Predictive analysis of gut microbial function
The functional pathway abundance of KEGG corresponding to the 16S rRNA
sequencing data was predicted using picrust2. The results show that the
KEGG metabolic pathways at the first level mainly consisted of the
following functional categories: metabolism (78.6%), genetic
information processing (8.0%), environmental information processing
(6.5%), cellular processes (3.0%), human diseases (2.5%), and organic
systems (1.4%).
In the differential analysis of KEGG metabolic pathways at the second
level, the carbohydrate metabolism, replication and repair, and drug
resistance pathways were significantly enhanced in the spring group
(P <0.05). Amino acid metabolism, metabolism of
terpenoids and polyketides, xenobiotic biodegradation and metabolism,
cell motility, signal transduction, and lipid metabolism were
significantly enhanced in the autumn group (P <0.05;
Figure 6A).
In the enrichment process of the third-level metabolic pathways,
glycolysis/gluconeogenesis, amino sugar and nucleotide sugar metabolism,
and metabolic pathways such as fructose and mannose metabolism,
galactose metabolism, and purine metabolism were significantly higher in
the spring group (P <0.05).
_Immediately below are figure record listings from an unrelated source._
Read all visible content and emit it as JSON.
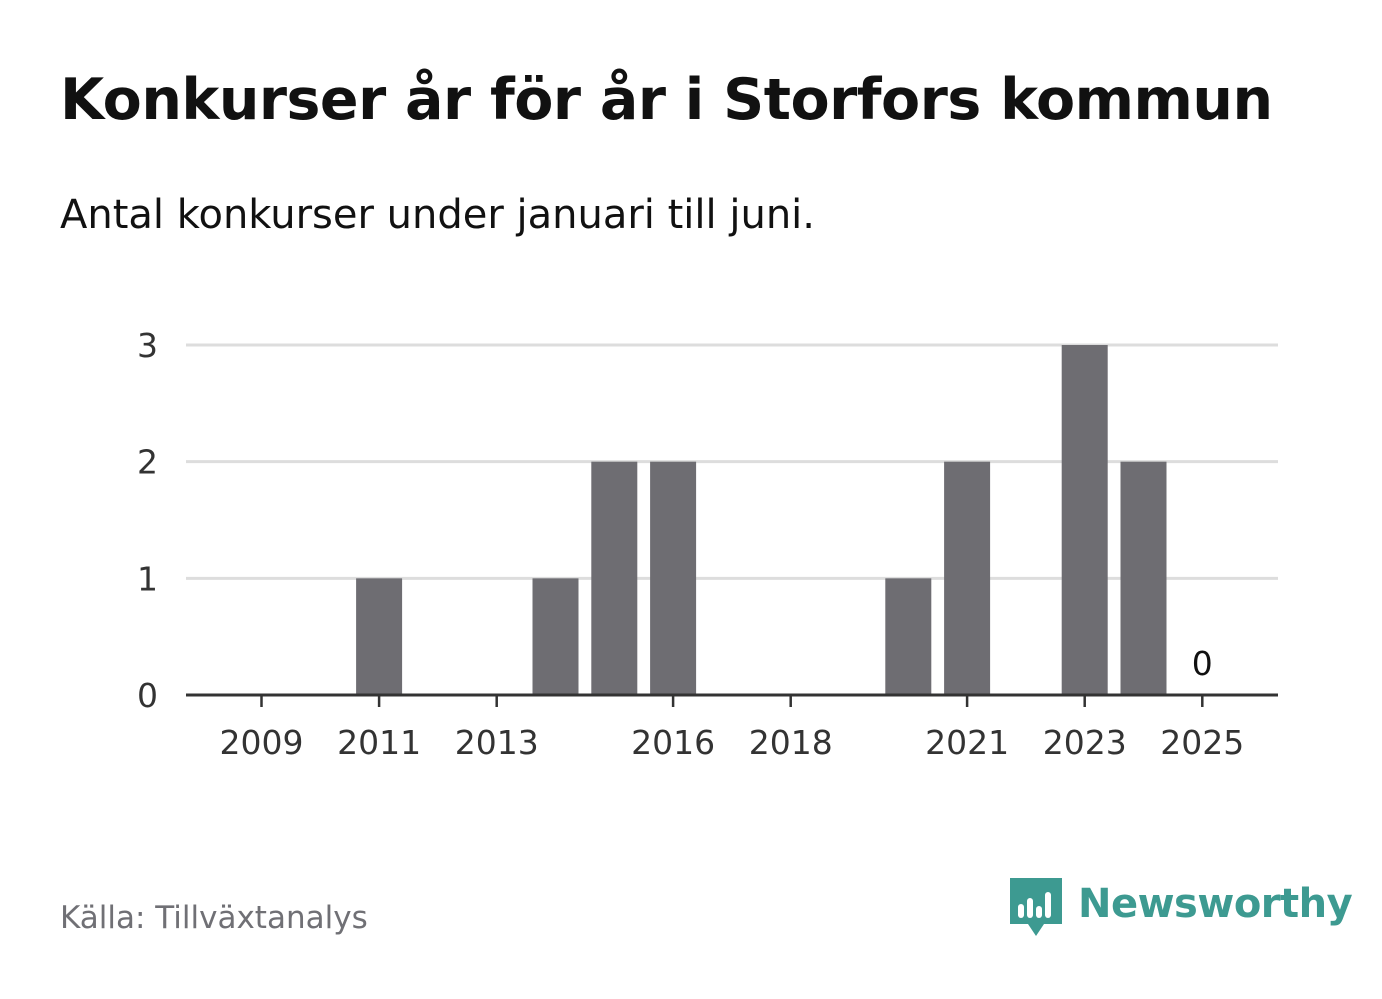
{
  "header": {
    "title": "Konkurser år för år i Storfors kommun",
    "subtitle": "Antal konkurser under januari till juni."
  },
  "footer": {
    "source": "Källa: Tillväxtanalys",
    "brand": "Newsworthy",
    "brand_icon": "bar-chart-speech-bubble-icon"
  },
  "colors": {
    "bar": "#6e6d72",
    "grid": "#dddddd",
    "axis": "#333333",
    "brand": "#3d9a91"
  },
  "chart_data": {
    "type": "bar",
    "title": "Konkurser år för år i Storfors kommun",
    "subtitle": "Antal konkurser under januari till juni.",
    "categories": [
      "2009",
      "2010",
      "2011",
      "2012",
      "2013",
      "2014",
      "2015",
      "2016",
      "2017",
      "2018",
      "2019",
      "2020",
      "2021",
      "2022",
      "2023",
      "2024",
      "2025"
    ],
    "values": [
      0,
      0,
      1,
      0,
      0,
      1,
      2,
      2,
      0,
      0,
      0,
      1,
      2,
      0,
      3,
      2,
      0
    ],
    "x_tick_labels": [
      "2009",
      "2011",
      "2013",
      "2016",
      "2018",
      "2021",
      "2023",
      "2025"
    ],
    "y_ticks": [
      0,
      1,
      2,
      3
    ],
    "ylim": [
      0,
      3
    ],
    "xlabel": "",
    "ylabel": "",
    "grid": true,
    "legend": "none",
    "value_labels": [
      {
        "category": "2025",
        "text": "0"
      }
    ]
  }
}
The two-component system and
glycine, serine, and threonine metabolism were significantly enhanced in
the autumn group (P <0.05; Figure 6B).
Fecal metabolic profiling ofT. roborowskii
The fecal metabolic profiles of T. roborowskii were acquired by
LC-MS, and metabolism was detected with good intra-group
reproducibility. Fecal metabolites were significantly separated in the
first principal component (PC1: 82.9%) (Figure 7A). In the OPLS-DA
model, the metabolic curves were clearly different between the two
sample groups (Q2=0.99>0.9 indicates an excellent model),
and the results show that there are obvious differences in fecal
metabolites between the spring and autumn groups (Figure 7B).
The absolute values of log2FC (Fold Change, FC) were sorted to get the
top 10 metabolites in each group. In the spring group, the levels of
hexaethylene glycol, leucyl-tyrosine, scillipheosidin
3-[glucosy-(1->2)-rhamnoside],
1-O-caffeoyl-(b-D-glucose 6-O-sulfate), serinyl-gamma-glutamate,
bradykinin hydroxyproline, phaseolic acid, TR-saponin B, corepoxylone,
and ethylparaben were high. Methyl dihydrojasmonate, dodecanoic acid,
trans-2-hexyl-1-cyclopropaneacetic acid, cochliophilin A,
“PC(20:5(5Z,8Z,11Z,14Z,17Z)/24:0),” uridine diphosphate glucose,
grevillol, benzyl hexanoate, trans-cinnamic acid, etc. were higher in
the autumn group (Figure 8).
The differential metabolites were classified as carboxylic acids and
derivatives, fatty acids, organooxygen compounds, steroids and steroid
derivatives, glycerol glycerophospholipids, prenol lipids, and
glycerolipids.
Differential metabolites were screened based on the criteria ofP =0.05, VIP=1, and FC=1. Finally, 1264 differential metabolites
were detected in the two groups of samples, of which 668 were
upregulated (higher in the autumn group), and 596 were downregulated
(higher in the spring group). The relative contents of deoxycholic acid
glycine conjugate and 26-methyl nigranoate were relatively higher in the
spring group. Simulansine, 3-oxocholic acid, and asparaginyl-proline
were the three metabolites with the highest relative contents in the
autumn group (Figure 9).
KEGG functional classification of metabolites showed that metabolites
participate mainly in metabolism, organismal systems, human diseases,
environmental information processing, and other functional pathways.
Among these, metabolic pathways, biosynthesis of secondary metabolites,
and microbial metabolism in different environments are related to a
variety of metabolites.
The KEGG enrichment network map of differential metabolites showed that
lysine degradation, pantothenate and CoA biosynthesis, steroid hormone
biosynthesis, carbon fixation pathways in prokaryotes, and other
differential metabolites between different seasons had a close positive
or negative relationship (Figure 10).